The research also listed how many deaths occurred during the pandemic among these occupations. Among the most lethal jobs were hand laborers (2,550 deaths), truck drivers (1,962 deaths) and construction laborers (1,587 deaths). At least 1,360 line cooks and head cooks lost their lives during this time, as did 562 customer service representatives and 378 house cleaners. Even jobs one might consider less dangerous because workers are often outside, such as grounds maintenance workers, suffered 712 deaths, 40 percent more than average.

These data are invaluable for understanding the extent and breadth of the pandemic, as well as providing a scientific appraisal for what workplaces are truly “safe” to open. That line cooks are the most directly threatened, for example, suggests that even take-out dining, much less in-person dining, should be restricted to protect the lives of those workers.

It should be noted that these data do not include a great deal of information on teachers, which is because during the time analyzed by this study (March–October 2020), schools in California were all remote. Even then, 183 teacher assistants died, of which at least 40 deaths were directly attributable to COVID-19.

The paper also cut through the racial narrative being pushed by institutions like the Atlantic and its COVID Racial Data Tracker, which claim that “people of color” are affected more than whites by the pandemic. In fact, the real disparities are by class, with workers dying far more often than those in the upper 10 percent of income earners, much less the top 1 percent or more.
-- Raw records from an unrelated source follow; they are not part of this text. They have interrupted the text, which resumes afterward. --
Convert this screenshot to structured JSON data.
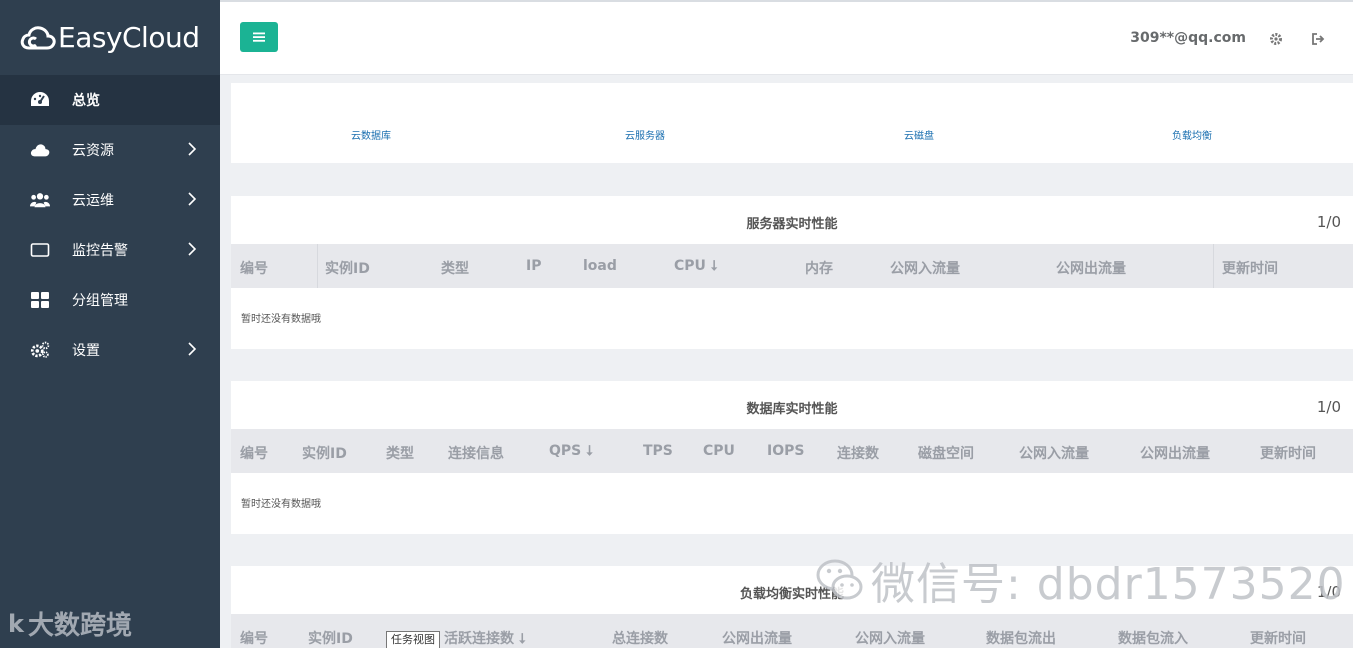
{
  "app": {
    "name": "EasyCloud"
  },
  "sidebar": {
    "items": [
      {
        "label": "总览",
        "icon": "dashboard-icon",
        "active": true,
        "has_children": false
      },
      {
        "label": "云资源",
        "icon": "cloud-icon",
        "active": false,
        "has_children": true
      },
      {
        "label": "云运维",
        "icon": "users-icon",
        "active": false,
        "has_children": true
      },
      {
        "label": "监控告警",
        "icon": "monitor-icon",
        "active": false,
        "has_children": true
      },
      {
        "label": "分组管理",
        "icon": "grid-icon",
        "active": false,
        "has_children": false
      },
      {
        "label": "设置",
        "icon": "gears-icon",
        "active": false,
        "has_children": true
      }
    ]
  },
  "header": {
    "user_email": "309**@qq.com"
  },
  "quick_links": [
    "云数据库",
    "云服务器",
    "云磁盘",
    "负载均衡"
  ],
  "panels": [
    {
      "title": "服务器实时性能",
      "page": "1/0",
      "columns": [
        "编号",
        "实例ID",
        "类型",
        "IP",
        "load",
        "CPU ⭣",
        "内存",
        "公网入流量",
        "公网出流量",
        "更新时间"
      ],
      "empty_text": "暂时还没有数据哦"
    },
    {
      "title": "数据库实时性能",
      "page": "1/0",
      "columns": [
        "编号",
        "实例ID",
        "类型",
        "连接信息",
        "QPS ⭣",
        "TPS",
        "CPU",
        "IOPS",
        "连接数",
        "磁盘空间",
        "公网入流量",
        "公网出流量",
        "更新时间"
      ],
      "empty_text": "暂时还没有数据哦"
    },
    {
      "title": "负载均衡实时性能",
      "page": "1/0",
      "columns": [
        "编号",
        "实例ID",
        "",
        "活跃连接数 ⭣",
        "总连接数",
        "公网出流量",
        "公网入流量",
        "数据包流出",
        "数据包流入",
        "更新时间"
      ],
      "empty_text": ""
    }
  ],
  "overlays": {
    "taskview_label": "任务视图",
    "wechat_watermark": "微信号: dbdr1573520",
    "brand_watermark": "大数跨境",
    "brand_watermark_logo": "k"
  },
  "colors": {
    "sidebar_bg": "#2f3f4f",
    "accent": "#1bb394",
    "link": "#1a6fb0"
  }
}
What racial disparities do exist, the research notes, are caused “because certain occupations require in-person work,” such as agricultural labor, and that those jobs are largely held by California’s Hispanic population, many of whom are immigrants. The data further shows that “Though non-occupational risk factors may be relevant, it is clear that eliminating COVID-19 will require addressing occupational risks.”
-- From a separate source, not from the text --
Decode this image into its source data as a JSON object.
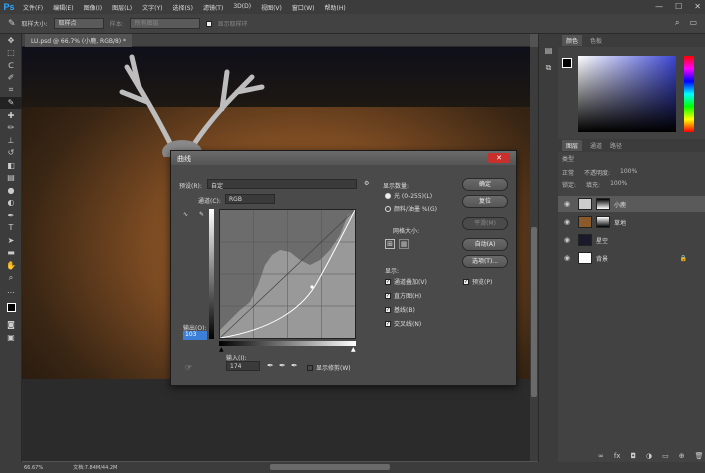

Many of these occupational risks can be eliminated through the closure of schools and non-essential businesses, as recommended by those such as US President Joe Biden’s former advisor, Dr. Michael Osterholm. This would minimize both the exposure of those workers, including the aforementioned line cooks and manufacturing workers, to the virus, as well as greatly reduce the paths of transmission and mutation.

At the same time, the study notes that “In-person essential workers are unique in that they are not protected by shelter-in-place policies.” This includes those in the food and agricultural sector, where “excess mortality rose sharply…during [California’s] first shelter-in-place period, from late March through May; these increases were not seen among those working in non-essential sectors.” It then stresses the need for “complementary policies” for “those who cannot work from home.”

For all workers, the authors list the bare minimum requirements for safe work, including “free personal protective equipment, clearly defined and strongly enforced safety protocols, easily accessible testing, generous sick policies, and appropriate responses to workplace safety violations.”

They explain that “vaccination programs prioritizing workers in sectors such as food/agriculture are likely to have disproportionately large benefits for reducing COVID-19 mortality.”

The paper ends with the following point, one that directly contradicts the openly pursued policy of herd immunity by the ruling elite: “If indeed these workers are essential, we must be swift and decisive in enacting measures that will treat their lives as such.”

But such actions must be taken by the workers themselves. As the recent struggle by Chicago teachers against in-person learning demonstrates, the entire political apparatus—the Democrats, the unions, the media—is arrayed against them in an effort to fully reopen factories and workplaces, no matter the death toll. There is no section of the existing social system that genuinely listens to the very clear science, that schools and nonessential business must be closed during the pandemic to preserve human lives. It is only the working class, through an understanding of the science involved and the formation of rank-and-file safety committees in their workplaces and neighborhoods, that can carry out such lifesaving action.